Stereo Camera

In this module we provide the StereoCamera that contains functionality for working with a horizontal stereo camera setup.

The horizontal stereo camera setup is assumed to be calibrated and rectified such that the setup can be described by two camera matrices:

The left rectified camera matrix:

\[\begin{split}P_0 = \begin{bmatrix} fx & 0 & cx & 0 \\ 0 & fy & cy & 0 \\ 0 & 0 & 1 & 0 \end{bmatrix}\end{split}\]

The right rectified camera matrix:

\[\begin{split}P_1 = \begin{bmatrix} fx & 0 & cx & tx * fx \\ 0 & fy & cy & 0 \\ 0 & 0 & 1 & 0 \end{bmatrix}\end{split}\]
where:
  • \(fx\) is the focal length in the x-direction in pixels.

  • \(fy\) is the focal length in the y-direction in pixels.

  • \(cx\) is the x-coordinate of the principal point in pixels.

  • \(cy\) is the y-coordinate of the principal point in pixels.

  • \(tx\) is the horizontal baseline in metric units.

These camera matrices are obtained by calibrating your stereo camera setup which can be done in OpenCV.

The StereoCamera allows you to convert disparity maps to the real world 3D geometry represented by a point cloud.

This is done by forming the \(Q\) matrix.

Using the pinhole camera model to project \([X Y Z 1]\) in world coordinates to \(uv\) pixels in the left and right camera frame respectively:

\[\begin{split}\begin{bmatrix} u \\ v \\ 1 \end{bmatrix} = P_0 * \begin{bmatrix} X \\ Y \\ Z \\ 1 \end{bmatrix} \\ \begin{bmatrix} u-d \\ v \\ 1 \end{bmatrix} = P_1 * \begin{bmatrix} X \\ Y \\ Z \\ 1 \end{bmatrix}\end{split}\]

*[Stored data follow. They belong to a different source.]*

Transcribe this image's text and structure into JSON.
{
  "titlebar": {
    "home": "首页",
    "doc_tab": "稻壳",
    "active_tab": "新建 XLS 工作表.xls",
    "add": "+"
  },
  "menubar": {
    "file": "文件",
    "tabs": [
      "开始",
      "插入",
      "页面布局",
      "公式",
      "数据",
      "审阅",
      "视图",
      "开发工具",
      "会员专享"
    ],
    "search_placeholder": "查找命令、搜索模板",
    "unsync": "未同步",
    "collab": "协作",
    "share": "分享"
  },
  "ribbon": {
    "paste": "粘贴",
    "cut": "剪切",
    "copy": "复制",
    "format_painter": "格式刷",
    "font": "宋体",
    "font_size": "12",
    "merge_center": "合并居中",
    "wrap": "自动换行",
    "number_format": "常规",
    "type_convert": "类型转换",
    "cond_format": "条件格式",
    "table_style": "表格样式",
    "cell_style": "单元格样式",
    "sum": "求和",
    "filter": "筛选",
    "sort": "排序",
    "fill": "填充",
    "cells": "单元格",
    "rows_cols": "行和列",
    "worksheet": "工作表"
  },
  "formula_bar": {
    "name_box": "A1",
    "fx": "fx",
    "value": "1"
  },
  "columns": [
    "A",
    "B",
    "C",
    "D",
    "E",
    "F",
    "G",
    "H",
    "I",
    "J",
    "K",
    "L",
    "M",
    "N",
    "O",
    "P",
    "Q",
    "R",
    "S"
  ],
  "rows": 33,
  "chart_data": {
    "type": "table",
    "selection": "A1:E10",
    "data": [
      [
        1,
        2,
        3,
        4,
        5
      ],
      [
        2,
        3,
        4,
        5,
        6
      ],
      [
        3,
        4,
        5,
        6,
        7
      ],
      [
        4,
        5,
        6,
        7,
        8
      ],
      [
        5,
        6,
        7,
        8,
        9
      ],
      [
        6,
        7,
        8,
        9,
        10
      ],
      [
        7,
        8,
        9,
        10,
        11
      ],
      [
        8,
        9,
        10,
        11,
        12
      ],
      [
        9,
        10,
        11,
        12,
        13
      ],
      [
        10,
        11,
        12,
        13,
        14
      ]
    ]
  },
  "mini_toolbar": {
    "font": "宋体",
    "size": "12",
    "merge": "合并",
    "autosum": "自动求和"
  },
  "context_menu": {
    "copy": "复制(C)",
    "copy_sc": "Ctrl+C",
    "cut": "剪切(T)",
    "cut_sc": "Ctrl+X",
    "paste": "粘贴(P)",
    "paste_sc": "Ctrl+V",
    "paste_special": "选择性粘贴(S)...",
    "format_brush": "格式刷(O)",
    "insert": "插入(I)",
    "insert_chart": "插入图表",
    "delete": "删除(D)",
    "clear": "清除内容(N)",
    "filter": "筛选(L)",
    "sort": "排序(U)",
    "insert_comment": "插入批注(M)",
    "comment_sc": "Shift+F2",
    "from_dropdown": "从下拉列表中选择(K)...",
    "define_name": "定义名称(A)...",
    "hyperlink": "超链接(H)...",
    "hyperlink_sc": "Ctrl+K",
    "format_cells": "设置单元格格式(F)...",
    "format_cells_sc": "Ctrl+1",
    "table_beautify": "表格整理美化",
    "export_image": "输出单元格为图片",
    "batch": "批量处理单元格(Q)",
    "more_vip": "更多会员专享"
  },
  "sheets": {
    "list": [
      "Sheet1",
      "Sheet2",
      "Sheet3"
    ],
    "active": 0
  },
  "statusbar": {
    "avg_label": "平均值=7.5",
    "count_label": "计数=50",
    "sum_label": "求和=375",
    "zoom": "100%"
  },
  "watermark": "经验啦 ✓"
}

Where \(d\) is the disparity between pixels in left and right image.

Combining these two expressions let us write it as one matrix multiplication

\[\begin{split}\begin{bmatrix} u \\ v \\ u-d \\ 1 \end{bmatrix} = \begin{bmatrix} fx & 0 & cx_{left} & 0 \\ 0 & fy & cy & 0 \\ fx & 0 & cx_{right} & fx * tx \\ 0 & 0 & 1 & 0 \end{bmatrix} \begin{bmatrix} X \\ Y \\ Z \\ 1 \end{bmatrix}\end{split}\]

Now subtract the first from the third row and invert the expression and you’ll get:

\[\begin{split}\begin{bmatrix} u \\ v \\ d \\ 1 \end{bmatrix} = \begin{bmatrix} fy * tx & 0 & 0 & -fy * cx * tx \\ 0 & fx * tx & 0 & -fx * cy * tx \\ 0 & 0 & 0 & fx * fy * tx \\ 0 & 0 & -fy & fy * (cx_{left} -cx_{right}) \end{bmatrix} \begin{bmatrix} X \\ Y \\ Z \\ 1 \end{bmatrix}\end{split}\]

Where \(Q\) is

\[\begin{split}Q = \begin{bmatrix} fy * tx & 0 & 0 & -fy * cx * tx \\ 0 & fx * tx & 0 & -fx * cy * tx \\ 0 & 0 & 0 & fx * fy * tx \\ 0 & 0 & -fy & fy * (cx_{left} -cx_{right}) \end{bmatrix}\end{split}\]

Notice here that the x-coordinate for the principal point in the left and right camera \(cx\) might differ, which is being taken into account here.

Assuming \(fx = fy\) you can further reduce this to:

\[\begin{split}Q = \begin{bmatrix} 1 & 0 & 0 & -cx \\ 0 & 1 & 0 & -cy \\ 0 & 0 & 0 & fx \\ 0 & 0 & -1/tx & (cx_{left} -cx_{right} / tx) \end{bmatrix}\end{split}\]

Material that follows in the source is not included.